With no other arguments, the evaluation rows are treated under
``split_validation_mode='both'`` (the default): their target
values are included in the impurity score at every candidate
split, but their x-coordinates are *not* tried as split points.


Choosing a Mode
---------------

``split_validation_mode`` determines which rows contribute to the
target impurity calculation at each split:

``'both'`` (default)
    All rows contribute to impurity.  Equivalent to a classic
    validation-hold-out: the training rows define the candidate
    splits, but every row tells the optimiser how good each
    candidate is.

``'training'``
    Only training rows contribute to impurity.  The evaluation
    rows act purely as a *don't split on these x-values* signal.

``'evaluation'``
    Only evaluation rows contribute to impurity.  The tree is
    scored *exclusively* on held-out rows; training rows propose
    splits and nothing else.  Works well when the training set has
    many near-duplicate or extreme x-values that you want to
    suggest candidate boundaries but not vote on quality.


``min_eval_samples`` — Require a Minimum of Held-out Rows per Child
-------------------------------------------------------------------

When ``split_validation_mode='evaluation'`` is active the
impurity is scored on a smaller set than the training set.
Splits that leave very few evaluation rows on one side yield
unreliable impurity estimates.  Setting ``min_eval_samples`` in
the :py:class:`jpt.trees.JPT` constructor rejects any candidate
split where either child partition contains fewer than
``min_eval_samples`` evaluation rows:

.. code-block:: python

    jpt = JPT(
        variables=[xvar, yvar],
        targets=[yvar],
        min_samples_leaf=20,
        min_eval_samples=10,      # int: absolute count
    )
    jpt.fit(df, split_validation_mask=mask,
            split_validation_mode='evaluation')

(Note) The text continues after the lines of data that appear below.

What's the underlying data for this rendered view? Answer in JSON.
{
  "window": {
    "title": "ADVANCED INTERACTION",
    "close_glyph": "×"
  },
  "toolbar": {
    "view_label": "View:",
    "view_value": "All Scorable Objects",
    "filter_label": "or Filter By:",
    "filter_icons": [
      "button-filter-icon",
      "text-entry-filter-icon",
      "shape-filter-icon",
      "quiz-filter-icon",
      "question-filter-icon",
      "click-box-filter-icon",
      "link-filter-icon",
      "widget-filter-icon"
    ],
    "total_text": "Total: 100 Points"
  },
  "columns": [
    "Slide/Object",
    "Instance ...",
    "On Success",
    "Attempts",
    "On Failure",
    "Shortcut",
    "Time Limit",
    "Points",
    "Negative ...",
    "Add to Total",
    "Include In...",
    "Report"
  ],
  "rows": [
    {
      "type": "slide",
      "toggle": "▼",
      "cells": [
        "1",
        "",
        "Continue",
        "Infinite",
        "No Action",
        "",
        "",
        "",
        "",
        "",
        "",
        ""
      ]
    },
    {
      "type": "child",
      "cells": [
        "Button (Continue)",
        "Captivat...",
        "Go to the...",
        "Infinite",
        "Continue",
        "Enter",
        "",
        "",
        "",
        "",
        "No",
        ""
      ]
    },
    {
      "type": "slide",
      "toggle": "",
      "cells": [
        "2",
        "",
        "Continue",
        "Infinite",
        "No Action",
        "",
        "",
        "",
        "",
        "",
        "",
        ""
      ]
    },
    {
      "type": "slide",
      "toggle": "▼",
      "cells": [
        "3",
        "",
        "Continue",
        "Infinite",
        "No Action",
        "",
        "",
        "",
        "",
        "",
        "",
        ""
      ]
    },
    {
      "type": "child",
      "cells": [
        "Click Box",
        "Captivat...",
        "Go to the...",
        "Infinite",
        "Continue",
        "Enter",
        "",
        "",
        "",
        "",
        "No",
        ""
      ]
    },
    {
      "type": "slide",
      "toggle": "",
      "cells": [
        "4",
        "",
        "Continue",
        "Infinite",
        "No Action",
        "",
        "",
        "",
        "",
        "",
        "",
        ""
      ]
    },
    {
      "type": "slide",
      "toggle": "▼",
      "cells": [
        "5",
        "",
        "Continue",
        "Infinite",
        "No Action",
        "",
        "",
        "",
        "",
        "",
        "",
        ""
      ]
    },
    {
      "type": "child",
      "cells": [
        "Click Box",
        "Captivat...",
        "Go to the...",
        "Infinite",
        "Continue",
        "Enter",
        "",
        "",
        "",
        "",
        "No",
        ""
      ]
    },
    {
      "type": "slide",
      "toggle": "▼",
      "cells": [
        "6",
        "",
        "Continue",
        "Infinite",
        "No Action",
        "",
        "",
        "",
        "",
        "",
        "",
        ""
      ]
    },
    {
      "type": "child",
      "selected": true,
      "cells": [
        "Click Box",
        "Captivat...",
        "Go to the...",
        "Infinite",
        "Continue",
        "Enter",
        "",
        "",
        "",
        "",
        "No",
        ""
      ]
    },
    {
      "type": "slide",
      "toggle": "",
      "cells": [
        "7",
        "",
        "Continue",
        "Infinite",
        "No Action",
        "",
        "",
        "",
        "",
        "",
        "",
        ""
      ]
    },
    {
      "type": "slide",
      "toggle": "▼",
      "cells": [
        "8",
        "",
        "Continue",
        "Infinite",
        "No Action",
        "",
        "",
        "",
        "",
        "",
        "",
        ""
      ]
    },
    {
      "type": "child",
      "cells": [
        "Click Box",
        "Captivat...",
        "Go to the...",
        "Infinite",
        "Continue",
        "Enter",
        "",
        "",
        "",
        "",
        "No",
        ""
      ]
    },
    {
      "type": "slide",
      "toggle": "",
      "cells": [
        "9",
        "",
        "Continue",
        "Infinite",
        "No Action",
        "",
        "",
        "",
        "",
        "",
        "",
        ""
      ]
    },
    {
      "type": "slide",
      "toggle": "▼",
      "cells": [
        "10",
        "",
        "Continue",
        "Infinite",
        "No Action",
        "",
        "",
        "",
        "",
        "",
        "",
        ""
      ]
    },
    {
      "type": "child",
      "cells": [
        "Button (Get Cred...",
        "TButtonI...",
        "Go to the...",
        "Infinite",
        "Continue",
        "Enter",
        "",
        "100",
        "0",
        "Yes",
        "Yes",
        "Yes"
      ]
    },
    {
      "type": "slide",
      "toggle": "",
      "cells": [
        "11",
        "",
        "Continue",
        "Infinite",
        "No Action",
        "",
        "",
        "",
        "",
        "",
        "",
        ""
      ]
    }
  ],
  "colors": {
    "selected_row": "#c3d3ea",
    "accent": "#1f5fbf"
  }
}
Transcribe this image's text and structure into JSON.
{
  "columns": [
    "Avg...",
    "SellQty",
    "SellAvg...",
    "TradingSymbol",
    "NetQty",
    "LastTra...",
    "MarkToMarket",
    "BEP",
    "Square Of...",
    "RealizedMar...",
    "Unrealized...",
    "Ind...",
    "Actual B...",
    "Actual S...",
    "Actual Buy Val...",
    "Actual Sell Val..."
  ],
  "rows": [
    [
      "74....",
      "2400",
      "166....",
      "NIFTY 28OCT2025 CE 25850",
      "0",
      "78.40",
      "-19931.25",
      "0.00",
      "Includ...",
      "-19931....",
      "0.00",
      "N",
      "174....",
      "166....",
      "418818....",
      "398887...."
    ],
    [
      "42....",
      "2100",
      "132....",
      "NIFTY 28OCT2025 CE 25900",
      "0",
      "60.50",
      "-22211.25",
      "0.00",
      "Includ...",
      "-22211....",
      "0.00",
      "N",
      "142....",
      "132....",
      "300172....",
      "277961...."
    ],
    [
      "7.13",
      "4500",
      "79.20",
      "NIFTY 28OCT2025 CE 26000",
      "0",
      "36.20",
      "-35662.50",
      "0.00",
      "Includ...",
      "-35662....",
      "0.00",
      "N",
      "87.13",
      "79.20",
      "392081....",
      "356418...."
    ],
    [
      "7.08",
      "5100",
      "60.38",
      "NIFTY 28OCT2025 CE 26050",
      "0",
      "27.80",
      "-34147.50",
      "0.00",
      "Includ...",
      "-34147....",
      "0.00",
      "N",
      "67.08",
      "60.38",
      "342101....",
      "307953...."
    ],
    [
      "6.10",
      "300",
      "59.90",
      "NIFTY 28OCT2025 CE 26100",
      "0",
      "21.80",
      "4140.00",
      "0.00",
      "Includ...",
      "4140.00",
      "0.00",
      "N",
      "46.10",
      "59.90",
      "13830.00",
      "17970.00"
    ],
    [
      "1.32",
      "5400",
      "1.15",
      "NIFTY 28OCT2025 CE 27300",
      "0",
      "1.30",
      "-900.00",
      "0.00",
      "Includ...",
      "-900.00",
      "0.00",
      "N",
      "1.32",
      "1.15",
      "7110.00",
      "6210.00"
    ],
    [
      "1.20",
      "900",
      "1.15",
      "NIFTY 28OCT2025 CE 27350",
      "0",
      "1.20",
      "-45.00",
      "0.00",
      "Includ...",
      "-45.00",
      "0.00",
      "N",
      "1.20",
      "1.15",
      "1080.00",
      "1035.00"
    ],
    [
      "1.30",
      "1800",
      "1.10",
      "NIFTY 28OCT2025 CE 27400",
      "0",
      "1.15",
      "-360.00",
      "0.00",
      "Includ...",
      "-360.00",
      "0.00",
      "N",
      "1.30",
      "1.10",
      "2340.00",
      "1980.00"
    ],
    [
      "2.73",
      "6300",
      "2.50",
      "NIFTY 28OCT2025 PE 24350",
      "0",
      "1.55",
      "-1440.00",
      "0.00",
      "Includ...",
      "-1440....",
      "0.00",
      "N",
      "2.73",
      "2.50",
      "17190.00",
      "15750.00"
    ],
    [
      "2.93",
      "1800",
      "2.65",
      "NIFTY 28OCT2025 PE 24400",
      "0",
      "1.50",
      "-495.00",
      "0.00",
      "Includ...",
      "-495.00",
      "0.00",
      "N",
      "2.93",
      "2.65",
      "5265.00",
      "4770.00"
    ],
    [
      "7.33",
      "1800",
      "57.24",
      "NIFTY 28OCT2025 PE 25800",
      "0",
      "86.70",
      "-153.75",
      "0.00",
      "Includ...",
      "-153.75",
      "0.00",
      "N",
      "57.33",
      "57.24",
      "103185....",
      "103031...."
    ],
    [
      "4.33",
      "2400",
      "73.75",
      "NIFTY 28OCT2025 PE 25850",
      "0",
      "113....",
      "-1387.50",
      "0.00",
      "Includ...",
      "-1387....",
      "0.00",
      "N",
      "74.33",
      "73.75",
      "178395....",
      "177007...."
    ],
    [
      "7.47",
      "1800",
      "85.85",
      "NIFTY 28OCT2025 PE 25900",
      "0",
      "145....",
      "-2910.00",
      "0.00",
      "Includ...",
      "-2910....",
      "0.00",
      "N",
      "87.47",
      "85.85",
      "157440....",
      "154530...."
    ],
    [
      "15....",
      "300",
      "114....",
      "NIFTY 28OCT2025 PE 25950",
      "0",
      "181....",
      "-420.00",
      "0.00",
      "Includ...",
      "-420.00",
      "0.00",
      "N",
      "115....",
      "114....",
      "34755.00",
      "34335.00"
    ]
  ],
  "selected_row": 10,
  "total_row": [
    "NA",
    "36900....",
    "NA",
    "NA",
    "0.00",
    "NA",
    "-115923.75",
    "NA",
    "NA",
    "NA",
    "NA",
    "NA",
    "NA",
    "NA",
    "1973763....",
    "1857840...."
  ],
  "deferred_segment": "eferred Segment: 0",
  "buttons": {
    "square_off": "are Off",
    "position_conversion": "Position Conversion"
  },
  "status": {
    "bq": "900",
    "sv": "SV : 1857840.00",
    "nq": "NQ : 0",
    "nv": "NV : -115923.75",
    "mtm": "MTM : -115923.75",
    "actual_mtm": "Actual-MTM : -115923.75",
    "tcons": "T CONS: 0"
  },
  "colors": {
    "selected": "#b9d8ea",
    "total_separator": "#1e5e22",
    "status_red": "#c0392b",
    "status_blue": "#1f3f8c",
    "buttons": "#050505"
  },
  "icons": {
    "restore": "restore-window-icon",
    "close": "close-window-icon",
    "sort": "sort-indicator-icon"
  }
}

As with ``min_samples_leaf``, a ``float`` in :math:`(0, 1)` is
interpreted as a fraction of the *total* training rows:

.. code-block:: python

    JPT(..., min_eval_samples=0.05)   # 5 % of all rows

``min_eval_samples=0`` (the default) disables the check.
``min_eval_samples`` is ignored for modes other than
``'evaluation'``.


Serialisation
-------------

Both ``min_eval_samples`` and the resulting tree structure are
preserved by :py:meth:`jpt.trees.JPT.to_json` /
:py:meth:`jpt.trees.JPT.from_json`.  The split-validation mask and
mode are *learning-time* parameters only — they are not stored in
the fitted model and do not affect inference.


Troubleshooting
---------------

**All splits rejected, tree ends up with a single leaf.**
    ``min_eval_samples`` is too large for your evaluation set size.
    If you have 200 evaluation rows and set ``min_eval_samples=60``,
    no split can leave both sides with 60+ evaluation rows unless
    the tree is nearly balanced.  Reduce the value.

**Training with a mask is much slower than without.**
    The evaluation-only path requires a second pass over the
    target statistics per candidate split.  For large datasets,
    ``split_validation_mode='both'`` (the default) is the fastest
    option.

**"Mask length must equal number of samples" error.**
    The mask is row-aligned with the ``data`` argument to
    ``fit()`` after any preprocessing (dropping NaN rows,
    etc.).  Build the mask from the cleaned DataFrame, not from
    the raw input.

**"Mask must contain at least one training sample" error.**
    At least one row needs ``mask[i] == True`` so the tree has
    candidate split points to choose from.